What are instructors supposed to do with this information, assuming they can even trust it? According to an e-mail sent to faculty late last week, “it seems both fair and right that absences excused under this all-University self-reporting system be treated as the equivalent of a University sanctioned activity.”
Section I.12.4 of the CSU Faculty Manual states that class attendance policies “must accommodate student participation in University-sanctioned extracurricular/co-curricular activities,” and goes on to spell out what university-sanctioned absences are; there’s absolutely no mention of flu, pandemics, or illness of any kind among these excused absences.
That’s for good reason. Although many instructors do make provision for student illness in their own course policies, it would be impossible to codify a reasonable and consistent list of rules regarding how a student would demonstrate that they’re ill enough to skip out on class.
Moreover, university-sanctioned absences are typically known about well in advance and are short-lived, affording students and faculty ample time and flexibility in working out accommodations. Illnesses are, in contrast, unplanned and often lengthy, necessitating a different type of accommodation. One blanket policy simply can’t cover both types of absences.
By declaring in their e-mail to faculty that “students can legitimately expect that they will not be docked for any attendance points or have this absence (from self-reported flu) treated as an unauthorized absence in any other attendance policy an instructor has in place,” it seems that CSU has radically amended the university’s policies mid-semester and upset instructors’ course policies already designed to deal with medical absences.

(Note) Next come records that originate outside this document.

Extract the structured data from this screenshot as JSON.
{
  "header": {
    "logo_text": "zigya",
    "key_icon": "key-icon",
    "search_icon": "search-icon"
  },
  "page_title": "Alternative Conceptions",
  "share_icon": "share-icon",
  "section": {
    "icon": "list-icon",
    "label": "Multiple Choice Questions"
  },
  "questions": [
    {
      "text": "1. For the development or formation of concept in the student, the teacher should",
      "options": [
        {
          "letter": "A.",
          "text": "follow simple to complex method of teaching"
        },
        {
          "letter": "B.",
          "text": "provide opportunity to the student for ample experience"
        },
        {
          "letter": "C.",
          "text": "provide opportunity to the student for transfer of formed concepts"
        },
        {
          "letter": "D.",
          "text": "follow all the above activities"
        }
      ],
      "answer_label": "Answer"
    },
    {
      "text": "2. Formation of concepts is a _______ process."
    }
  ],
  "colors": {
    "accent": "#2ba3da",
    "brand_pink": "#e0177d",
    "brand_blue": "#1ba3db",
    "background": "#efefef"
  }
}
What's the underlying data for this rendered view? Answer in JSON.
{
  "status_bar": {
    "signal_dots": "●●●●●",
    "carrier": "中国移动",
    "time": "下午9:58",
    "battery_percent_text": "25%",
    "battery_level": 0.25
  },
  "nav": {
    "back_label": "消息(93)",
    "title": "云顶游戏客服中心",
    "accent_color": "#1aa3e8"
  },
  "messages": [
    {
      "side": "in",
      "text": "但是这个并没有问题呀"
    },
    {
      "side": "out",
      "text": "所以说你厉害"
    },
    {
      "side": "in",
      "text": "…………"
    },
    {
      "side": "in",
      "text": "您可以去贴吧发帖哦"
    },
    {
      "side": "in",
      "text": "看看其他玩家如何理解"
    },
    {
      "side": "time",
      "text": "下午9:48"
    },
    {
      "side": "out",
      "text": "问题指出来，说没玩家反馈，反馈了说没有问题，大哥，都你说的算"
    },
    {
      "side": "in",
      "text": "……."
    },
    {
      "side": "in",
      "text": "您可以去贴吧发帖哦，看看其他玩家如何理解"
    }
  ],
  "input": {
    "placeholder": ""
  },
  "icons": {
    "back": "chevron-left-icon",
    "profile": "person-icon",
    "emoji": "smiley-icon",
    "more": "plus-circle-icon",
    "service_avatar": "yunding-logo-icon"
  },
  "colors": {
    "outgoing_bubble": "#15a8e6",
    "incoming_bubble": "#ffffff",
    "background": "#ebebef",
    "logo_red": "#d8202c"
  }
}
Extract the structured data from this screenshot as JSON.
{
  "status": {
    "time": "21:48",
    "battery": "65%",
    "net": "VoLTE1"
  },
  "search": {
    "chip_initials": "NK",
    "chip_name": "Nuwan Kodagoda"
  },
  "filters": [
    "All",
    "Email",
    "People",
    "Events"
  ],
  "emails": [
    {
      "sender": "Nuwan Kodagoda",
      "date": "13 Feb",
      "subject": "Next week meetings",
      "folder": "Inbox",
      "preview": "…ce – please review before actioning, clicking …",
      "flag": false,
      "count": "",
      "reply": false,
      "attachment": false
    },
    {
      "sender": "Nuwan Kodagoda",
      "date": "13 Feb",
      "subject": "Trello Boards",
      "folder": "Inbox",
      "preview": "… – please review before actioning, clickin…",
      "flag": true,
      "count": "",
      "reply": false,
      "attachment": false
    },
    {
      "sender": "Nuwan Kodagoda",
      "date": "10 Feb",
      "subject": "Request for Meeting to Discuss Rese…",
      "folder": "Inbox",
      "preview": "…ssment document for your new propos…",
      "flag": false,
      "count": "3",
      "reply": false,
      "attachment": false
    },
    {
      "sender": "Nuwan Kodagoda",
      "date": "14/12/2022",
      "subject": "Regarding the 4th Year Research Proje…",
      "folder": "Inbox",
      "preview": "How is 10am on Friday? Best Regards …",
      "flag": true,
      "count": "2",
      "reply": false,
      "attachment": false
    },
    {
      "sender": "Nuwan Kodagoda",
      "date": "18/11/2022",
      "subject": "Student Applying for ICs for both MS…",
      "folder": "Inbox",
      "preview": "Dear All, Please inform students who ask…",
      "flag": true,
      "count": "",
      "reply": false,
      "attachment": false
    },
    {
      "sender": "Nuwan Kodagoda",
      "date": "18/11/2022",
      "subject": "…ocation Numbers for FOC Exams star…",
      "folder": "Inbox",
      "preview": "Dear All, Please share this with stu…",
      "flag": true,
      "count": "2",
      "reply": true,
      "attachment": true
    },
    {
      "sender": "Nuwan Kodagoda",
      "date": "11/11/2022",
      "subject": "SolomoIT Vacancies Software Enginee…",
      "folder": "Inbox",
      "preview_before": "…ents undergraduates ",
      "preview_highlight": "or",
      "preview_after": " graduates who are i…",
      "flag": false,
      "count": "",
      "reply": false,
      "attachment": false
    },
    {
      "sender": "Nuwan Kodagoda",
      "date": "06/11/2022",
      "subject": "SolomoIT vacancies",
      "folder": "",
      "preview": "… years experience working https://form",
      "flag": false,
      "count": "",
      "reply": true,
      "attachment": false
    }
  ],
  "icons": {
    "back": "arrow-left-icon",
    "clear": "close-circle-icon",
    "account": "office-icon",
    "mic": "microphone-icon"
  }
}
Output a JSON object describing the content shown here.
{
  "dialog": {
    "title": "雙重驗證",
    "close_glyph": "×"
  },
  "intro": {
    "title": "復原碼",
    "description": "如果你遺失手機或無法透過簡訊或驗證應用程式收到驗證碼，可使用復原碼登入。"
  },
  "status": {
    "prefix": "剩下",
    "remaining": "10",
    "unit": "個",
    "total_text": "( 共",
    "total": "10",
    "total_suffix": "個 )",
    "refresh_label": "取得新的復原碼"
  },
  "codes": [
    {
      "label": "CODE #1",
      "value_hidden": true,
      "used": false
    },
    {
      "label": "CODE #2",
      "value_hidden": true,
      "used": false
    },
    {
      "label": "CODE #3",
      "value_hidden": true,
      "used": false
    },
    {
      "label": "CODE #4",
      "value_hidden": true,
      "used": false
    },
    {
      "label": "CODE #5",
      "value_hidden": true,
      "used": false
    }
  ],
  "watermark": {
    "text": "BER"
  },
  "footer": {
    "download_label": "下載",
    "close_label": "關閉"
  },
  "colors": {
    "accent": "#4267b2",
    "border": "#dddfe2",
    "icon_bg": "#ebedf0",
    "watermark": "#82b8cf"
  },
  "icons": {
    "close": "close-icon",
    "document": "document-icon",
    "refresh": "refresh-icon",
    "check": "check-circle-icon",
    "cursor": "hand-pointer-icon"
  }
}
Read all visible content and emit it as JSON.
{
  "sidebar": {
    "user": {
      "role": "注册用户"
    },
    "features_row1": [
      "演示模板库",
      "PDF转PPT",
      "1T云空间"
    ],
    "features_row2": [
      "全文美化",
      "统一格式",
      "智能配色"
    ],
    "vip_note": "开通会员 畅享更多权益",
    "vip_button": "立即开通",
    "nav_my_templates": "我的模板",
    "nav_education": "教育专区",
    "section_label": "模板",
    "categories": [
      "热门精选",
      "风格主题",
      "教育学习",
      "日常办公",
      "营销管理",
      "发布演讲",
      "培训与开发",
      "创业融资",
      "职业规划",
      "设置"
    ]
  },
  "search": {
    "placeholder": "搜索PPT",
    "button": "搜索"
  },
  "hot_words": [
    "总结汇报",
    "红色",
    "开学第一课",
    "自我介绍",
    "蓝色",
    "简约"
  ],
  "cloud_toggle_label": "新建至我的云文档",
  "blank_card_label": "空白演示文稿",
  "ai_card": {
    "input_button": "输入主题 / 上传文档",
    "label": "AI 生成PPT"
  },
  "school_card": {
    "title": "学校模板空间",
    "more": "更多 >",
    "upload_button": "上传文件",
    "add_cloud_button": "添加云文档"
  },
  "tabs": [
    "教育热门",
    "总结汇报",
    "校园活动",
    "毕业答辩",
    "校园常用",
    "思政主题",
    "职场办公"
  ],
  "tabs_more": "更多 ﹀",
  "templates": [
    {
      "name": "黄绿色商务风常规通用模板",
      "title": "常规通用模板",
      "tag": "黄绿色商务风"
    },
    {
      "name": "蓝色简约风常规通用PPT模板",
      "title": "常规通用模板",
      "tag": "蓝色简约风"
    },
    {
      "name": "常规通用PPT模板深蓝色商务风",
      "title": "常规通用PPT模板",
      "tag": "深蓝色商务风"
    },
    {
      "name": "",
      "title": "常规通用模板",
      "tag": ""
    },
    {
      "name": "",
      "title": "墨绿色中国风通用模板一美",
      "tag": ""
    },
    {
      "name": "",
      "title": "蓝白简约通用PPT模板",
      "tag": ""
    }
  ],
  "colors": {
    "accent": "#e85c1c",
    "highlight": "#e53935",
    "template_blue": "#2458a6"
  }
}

Now, students who report flu-like symptoms will fall under different attendance rules than students with pneumonia, bronchitis, or a broken leg.
Ordinarily, when policies of this importance are revised, there’s an extensive process of review, involving multiple committees and the potential for input from students, faculty and affected staff and formal approval by the CSU Faculty Council. In this case, though, it’s not clear to me what procedures were followed or how broad the input was.
Additionally, nowhere on the flu self-reporting Web site, or in any of the associated e-mails, have I seen any acknowledgment of the tremendous potential for academic misconduct. When one can claim to have a serious illness via Web site, and the university states up front that they don’t plan on checking up on reported cases, you know there’ll be abuse.
It would seem prudent to offer a reminder that academic dishonesty carries serious penalties and that students caught “faking” the flu via the self-reporting system will be vigorously prosecuted by the university disciplinary system. At least, I assume they will — if students can cut class as easily as it seems using this system, it depreciates the value of our degrees.
I hope that any unusual flu activity at CSU is mild and short-lived. And in case it’s not, it’s sensible to encourage faculty to be reasonable in making allowances for student absences. However, radically altering CSU’s attendance policy on short notice and leaving the door wide open to academic misconduct seems like a rash and ill-considered plan.
I’m hoping we get further clarification on these policies soon from someone. Anyone? Anyone? Bueller?